Sauerteig und Sauerteigbrot – Die Renaissance der traditionellen Backkunst
Überall, wo man hinschaut, duftet es nach herrlichem, langsam gegangenem Sauerteigbrot. In den Kühlschränken "wachsen" die Sauerteige, die oft genug sogar einen Namen bekommen, weil sie liebevoll jeden Tag genährt werden. Woher kommt dieser Hype um ein Brot, das einfach großartig schmeckt?
Auf Facebook und Instagram gibt es unzählige Videos, wie du zu Hause die tollsten Brote bäckst. Und glücklicherweise gibt es genug Nachfrage, sodass einige jüngere Bäckermeister sich wieder viel Zeit für die Herstellung ihrer Brote nehmen können. Denn klar, die sind dann auch teurer. Ich wollte es einmal genauer wissen und habe hier für dich die Fakten dazu möglichst kurz zusammengetragen.
Was also genau macht Sauerteig so besonders, und warum ist er nicht nur für Hobbybäcker, sondern auch für Profis so attraktiv?
Was ist eigentlich Sauerteig?
Sauerteig ist eine Mischung aus Wasser und Mehl, die durch die natürliche Fermentation von Mikroorganismen, hauptsächlich Milchsäurebakterien und Hefen, aktiviert wird. Diese Mikroorganismen sind überall in unserer Umgebung vorhanden und verleihen dem Sauerteig seinen einzigartigen Geschmack und seine besonderen Backeigenschaften.
Vorteile von Sauerteig
- Geschmack: Sauerteigbrot hat einen unverwechselbaren, aromatischen Geschmack, der sich deutlich von herkömmlichem Hefegebäck unterscheidet.

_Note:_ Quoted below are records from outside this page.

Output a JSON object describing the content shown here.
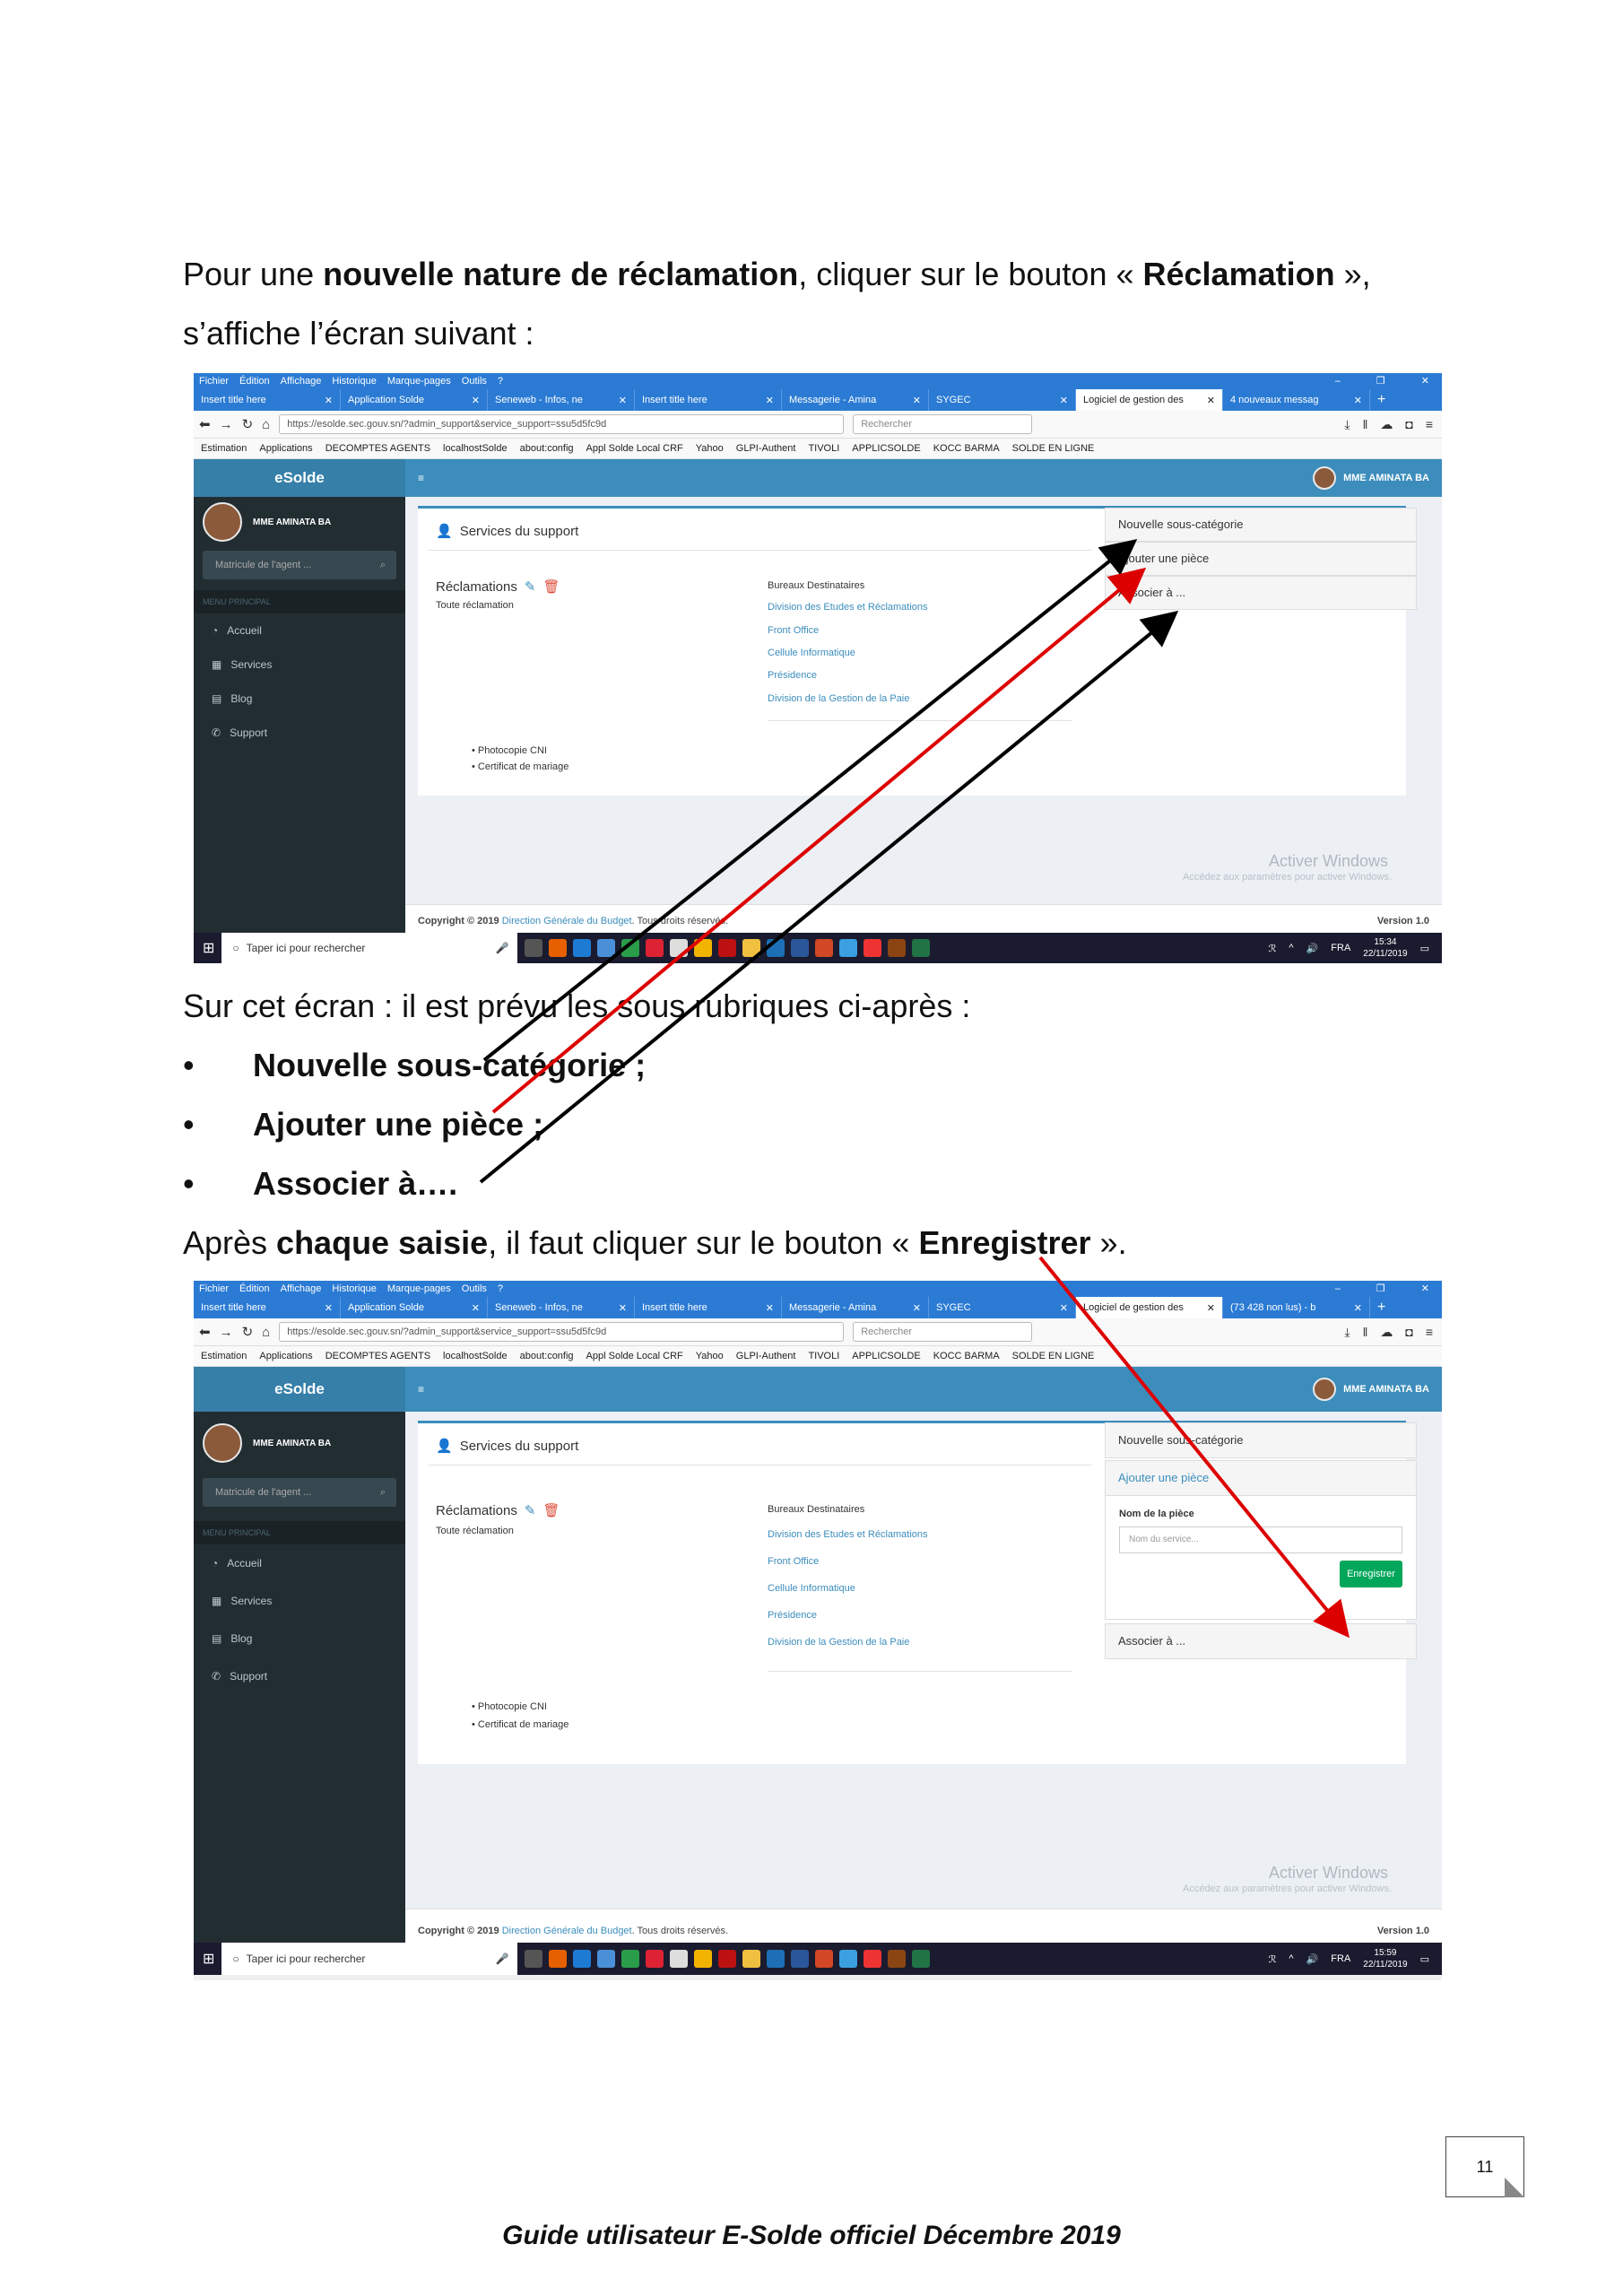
{
  "intro": {
    "part1": "Pour une ",
    "bold1": "nouvelle nature de réclamation",
    "part2": ", cliquer sur le bouton « ",
    "bold2": "Réclamation",
    "part3": " »,",
    "line2": "s’affiche l’écran suivant :"
  },
  "middle": {
    "text": "Sur cet écran : il est prévu les sous rubriques ci-après :",
    "bullets": [
      "Nouvelle sous-catégorie ;",
      "Ajouter une pièce ;",
      "Associer à…."
    ],
    "after1": "Après ",
    "afterBold1": "chaque saisie",
    "after2": ", il faut cliquer sur le bouton « ",
    "afterBold2": "Enregistrer",
    "after3": " »."
  },
  "browser": {
    "menu": [
      "Fichier",
      "Édition",
      "Affichage",
      "Historique",
      "Marque-pages",
      "Outils",
      "?"
    ],
    "tabs": [
      "Insert title here",
      "Application Solde",
      "Seneweb - Infos, ne",
      "Insert title here",
      "Messagerie - Amina",
      "SYGEC",
      "Logiciel de gestion des",
      "4 nouveaux messag"
    ],
    "tabs2_last": "(73 428 non lus) - b",
    "url": "https://esolde.sec.gouv.sn/?admin_support&service_support=ssu5d5fc9d",
    "search_placeholder": "Rechercher",
    "bookmarks": [
      "Estimation",
      "Applications",
      "DECOMPTES AGENTS",
      "localhostSolde",
      "about:config",
      "Appl Solde Local CRF",
      "Yahoo",
      "GLPI-Authent",
      "TIVOLI",
      "APPLICSOLDE",
      "KOCC BARMA",
      "SOLDE EN LIGNE"
    ]
  },
  "app": {
    "brand": "eSolde",
    "user": "MME AMINATA BA",
    "matricule_placeholder": "Matricule de l'agent ...",
    "menu_header": "MENU PRINCIPAL",
    "menu": [
      "Accueil",
      "Services",
      "Blog",
      "Support"
    ],
    "box_title": "Services du support",
    "reclamations": "Réclamations",
    "toute": "Toute réclamation",
    "bureaux_title": "Bureaux Destinataires",
    "bureaux": [
      "Division des Etudes et Réclamations",
      "Front Office",
      "Cellule Informatique",
      "Présidence",
      "Division de la Gestion de la Paie"
    ],
    "pieces": [
      "Photocopie CNI",
      "Certificat de mariage"
    ],
    "acc": [
      "Nouvelle sous-catégorie",
      "Ajouter une pièce",
      "Associer à ..."
    ],
    "nom_piece": "Nom de la pièce",
    "nom_placeholder": "Nom du service...",
    "enregistrer": "Enregistrer",
    "copyright_pre": "Copyright © 2019 ",
    "copyright_link": "Direction Générale du Budget",
    "copyright_post": ". Tous droits réservés.",
    "version": "Version 1.0",
    "activate": "Activer Windows",
    "activate_sub": "Accédez aux paramètres pour activer Windows.",
    "taskbar_search": "Taper ici pour rechercher",
    "lang": "FRA",
    "time1": "15:34",
    "time2": "15:59",
    "date": "22/11/2019"
  },
  "page_number": "11",
  "footer": "Guide utilisateur E-Solde officiel Décembre 2019"
}
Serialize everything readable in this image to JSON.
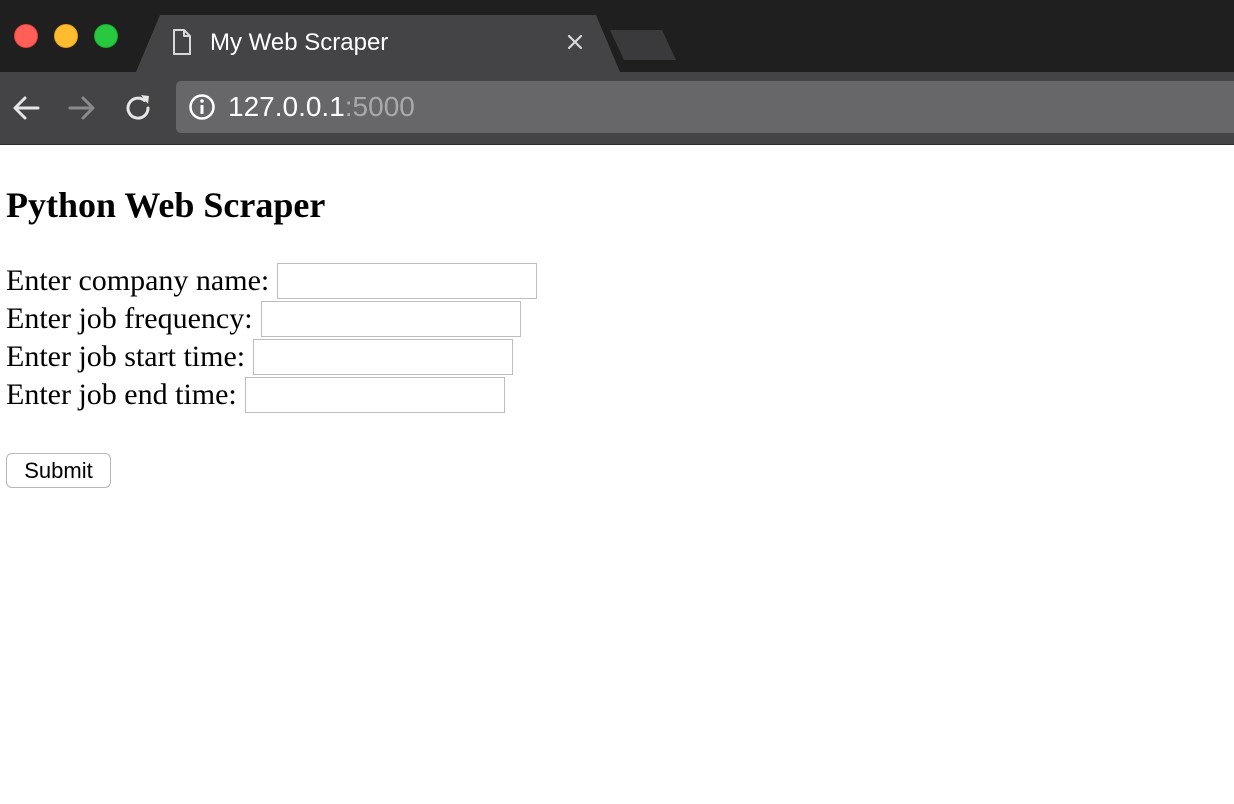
{
  "browser": {
    "tab": {
      "title": "My Web Scraper",
      "icon": "document-icon",
      "close_icon": "close-icon"
    },
    "new_tab_icon": "new-tab-icon",
    "nav": {
      "back_icon": "back-arrow-icon",
      "forward_icon": "forward-arrow-icon",
      "reload_icon": "reload-icon"
    },
    "address_bar": {
      "info_icon": "info-icon",
      "host": "127.0.0.1",
      "port": ":5000"
    }
  },
  "page": {
    "title": "Python Web Scraper",
    "form": {
      "fields": [
        {
          "label": "Enter company name:",
          "value": ""
        },
        {
          "label": "Enter job frequency:",
          "value": ""
        },
        {
          "label": "Enter job start time:",
          "value": ""
        },
        {
          "label": "Enter job end time:",
          "value": ""
        }
      ],
      "submit_label": "Submit"
    }
  },
  "colors": {
    "tab_bar": "#1f1f20",
    "toolbar": "#444446",
    "omnibox": "#676769",
    "traffic_red": "#ff5f57",
    "traffic_yellow": "#febc2e",
    "traffic_green": "#28c840"
  }
}
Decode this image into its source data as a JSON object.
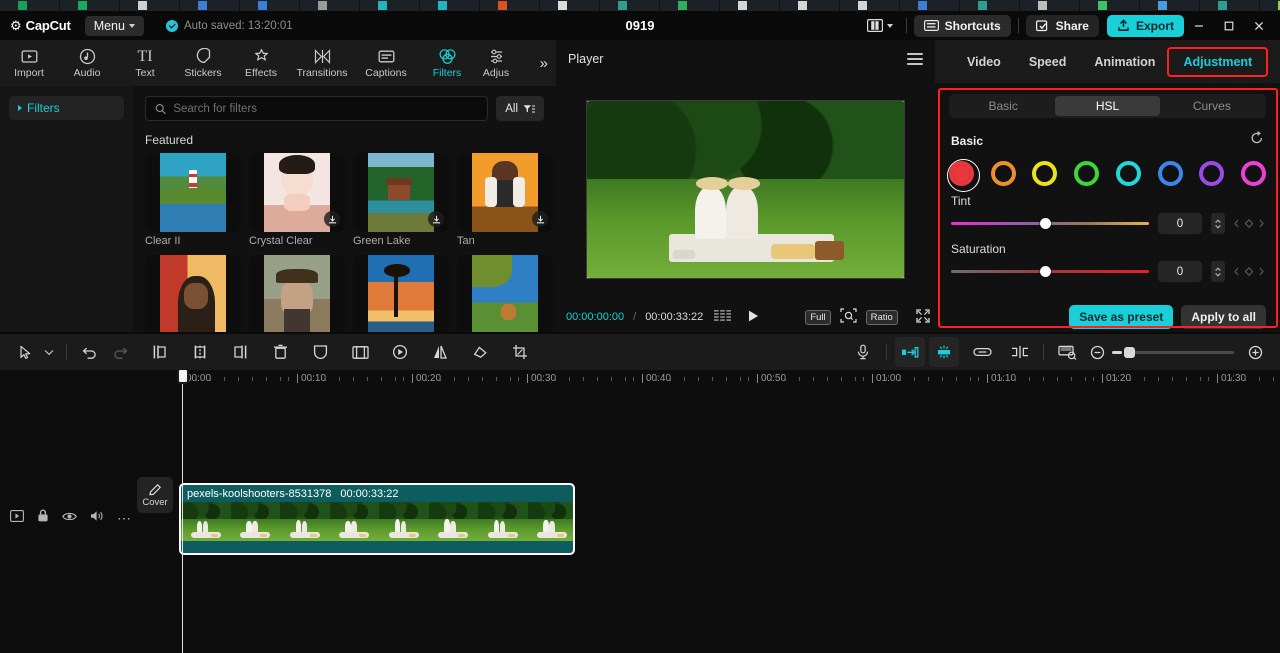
{
  "titlebar": {
    "app_name": "CapCut",
    "menu_label": "Menu",
    "autosave_text": "Auto saved: 13:20:01",
    "project_title": "0919",
    "shortcuts_label": "Shortcuts",
    "share_label": "Share",
    "export_label": "Export",
    "accent": "#19cfd8"
  },
  "toolnav": {
    "items": [
      {
        "label": "Import",
        "icon": "import-icon",
        "active": false
      },
      {
        "label": "Audio",
        "icon": "audio-icon",
        "active": false
      },
      {
        "label": "Text",
        "icon": "text-icon",
        "active": false
      },
      {
        "label": "Stickers",
        "icon": "stickers-icon",
        "active": false
      },
      {
        "label": "Effects",
        "icon": "effects-icon",
        "active": false
      },
      {
        "label": "Transitions",
        "icon": "transitions-icon",
        "active": false
      },
      {
        "label": "Captions",
        "icon": "captions-icon",
        "active": false
      },
      {
        "label": "Filters",
        "icon": "filters-icon",
        "active": true
      },
      {
        "label": "Adjus",
        "icon": "adjustment-icon",
        "active": false
      }
    ],
    "more_label": "»"
  },
  "library": {
    "side_item": "Filters",
    "search_placeholder": "Search for filters",
    "search_value": "",
    "filter_all_label": "All",
    "section_title": "Featured",
    "items": [
      {
        "name": "Clear II",
        "downloadable": false
      },
      {
        "name": "Crystal Clear",
        "downloadable": true
      },
      {
        "name": "Green Lake",
        "downloadable": true
      },
      {
        "name": "Tan",
        "downloadable": true
      },
      {
        "name": "",
        "downloadable": false
      },
      {
        "name": "",
        "downloadable": false
      },
      {
        "name": "",
        "downloadable": false
      },
      {
        "name": "",
        "downloadable": false
      }
    ]
  },
  "player": {
    "title": "Player",
    "current_time": "00:00:00:00",
    "separator": "/",
    "total_time": "00:00:33:22",
    "full_label": "Full",
    "ratio_label": "Ratio"
  },
  "inspector": {
    "tabs": [
      {
        "label": "Video",
        "active": false,
        "highlighted": false
      },
      {
        "label": "Speed",
        "active": false,
        "highlighted": false
      },
      {
        "label": "Animation",
        "active": false,
        "highlighted": false
      },
      {
        "label": "Adjustment",
        "active": true,
        "highlighted": true
      }
    ],
    "segments": [
      {
        "label": "Basic",
        "on": false
      },
      {
        "label": "HSL",
        "on": true
      },
      {
        "label": "Curves",
        "on": false
      }
    ],
    "section_title": "Basic",
    "reset_icon": "reset-icon",
    "swatches": [
      {
        "name": "red",
        "color": "#e8373d",
        "selected": true
      },
      {
        "name": "orange",
        "color": "#ef8f2a",
        "selected": false
      },
      {
        "name": "yellow",
        "color": "#ece316",
        "selected": false
      },
      {
        "name": "green",
        "color": "#3ed43a",
        "selected": false
      },
      {
        "name": "cyan",
        "color": "#23d6d9",
        "selected": false
      },
      {
        "name": "blue",
        "color": "#3c86ee",
        "selected": false
      },
      {
        "name": "purple",
        "color": "#9b4ae8",
        "selected": false
      },
      {
        "name": "magenta",
        "color": "#ec3fd6",
        "selected": false
      }
    ],
    "sliders": [
      {
        "label": "Tint",
        "value": "0",
        "pos_pct": 45,
        "gradient": "linear-gradient(90deg,#ee2bdc,#8d5fa8 40%,#9a7a56 70%,#edb04a)"
      },
      {
        "label": "Saturation",
        "value": "0",
        "pos_pct": 45,
        "gradient": "linear-gradient(90deg,#6e6e6e,#a03a3a 50%,#f01d1d)"
      }
    ],
    "save_preset_label": "Save as preset",
    "apply_all_label": "Apply to all",
    "highlight_color": "#ff2020"
  },
  "timeline_toolbar": {
    "left_tools": [
      {
        "name": "select-tool-icon"
      },
      {
        "name": "tool-dropdown-chevron-icon"
      },
      {
        "name": "undo-icon"
      },
      {
        "name": "redo-icon"
      },
      {
        "name": "split-left-icon"
      },
      {
        "name": "split-icon"
      },
      {
        "name": "split-right-icon"
      },
      {
        "name": "delete-icon"
      },
      {
        "name": "mask-icon"
      },
      {
        "name": "crop-frame-icon"
      },
      {
        "name": "freeze-frame-icon"
      },
      {
        "name": "mirror-icon"
      },
      {
        "name": "rotate-icon"
      },
      {
        "name": "crop-icon"
      }
    ],
    "right_tools": [
      {
        "name": "microphone-icon"
      },
      {
        "name": "auto-cut-icon"
      },
      {
        "name": "magnetic-icon"
      },
      {
        "name": "link-icon"
      },
      {
        "name": "snap-icon"
      },
      {
        "name": "preview-thumbnail-icon"
      },
      {
        "name": "zoom-out-icon"
      },
      {
        "name": "zoom-fit-icon"
      }
    ]
  },
  "timeline": {
    "ruler_labels": [
      "00:00",
      "00:10",
      "00:20",
      "00:30",
      "00:40",
      "00:50",
      "01:00",
      "01:10",
      "01:20",
      "01:30"
    ],
    "playhead_time": "00:00",
    "cover_label": "Cover",
    "track_head_icons": [
      "track-thumbnail-icon",
      "lock-icon",
      "eye-icon",
      "speaker-icon",
      "more-icon"
    ],
    "clip": {
      "name": "pexels-koolshooters-8531378",
      "duration": "00:00:33:22",
      "color": "#0d5d60"
    }
  }
}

- Krume und Biss: Die lange Fermentation gibt dem Teig Zeit. Das Ergebnis ist eine offenere Krume, eine kräftigere Kruste und ein Brot, das sich beim Kauen ganz anders anfühlt.
- Haltbarkeit: Dank der natürlichen Säure und der Mikroorganismen bleibt Sauerteigbrot länger frisch und saftig.
- Einfachheit: Mehl, Wasser, Salz, Zeit. Mehr braucht es nicht – keine gekaufte Hefe, keine Backmischung, keine Zusatzstoffe.
Einen Sauerteig ansetzen ist kinderleicht
Ein Sauerteigansatz braucht zunächst Mehl, Wasser und Wärme. Nimm also ein altes hohes, großes Marmeladenglas, fülle 100 g Mehl und 100 ml Wasser hinein, lege den Deckel drauf und stelle es bei Raumtemperatur (ideal wären 24 °C) für 5 Tage irgendwohin, wo es sich gut fühlt. Jetzt passiert so einiges, und das Ganze kann anfangen zu müffeln. Ganz normal! Wenn er allerdings unangenehm stinkt, hat er leider nicht so gute Bakterien aufgenommen und du musst ihn entsorgen.
Wie du mit einem Sauerteigansatz ein Sauerteigbrot bäckst und ihm einen Platz in deinem Kühlschrank einräumst, das schreibe ich dir ausführlich in einem der nächsten Blogartikel.
Tipps für die Verwendung von Sauerteig
- Anfängerfreundlich: Beginne mit einem einfachen Sauerteigstarter aus Mehl und Wasser und lass ihn einige Tage bei Raumtemperatur fermentieren. Also einfach gesprochen: stehen lassen.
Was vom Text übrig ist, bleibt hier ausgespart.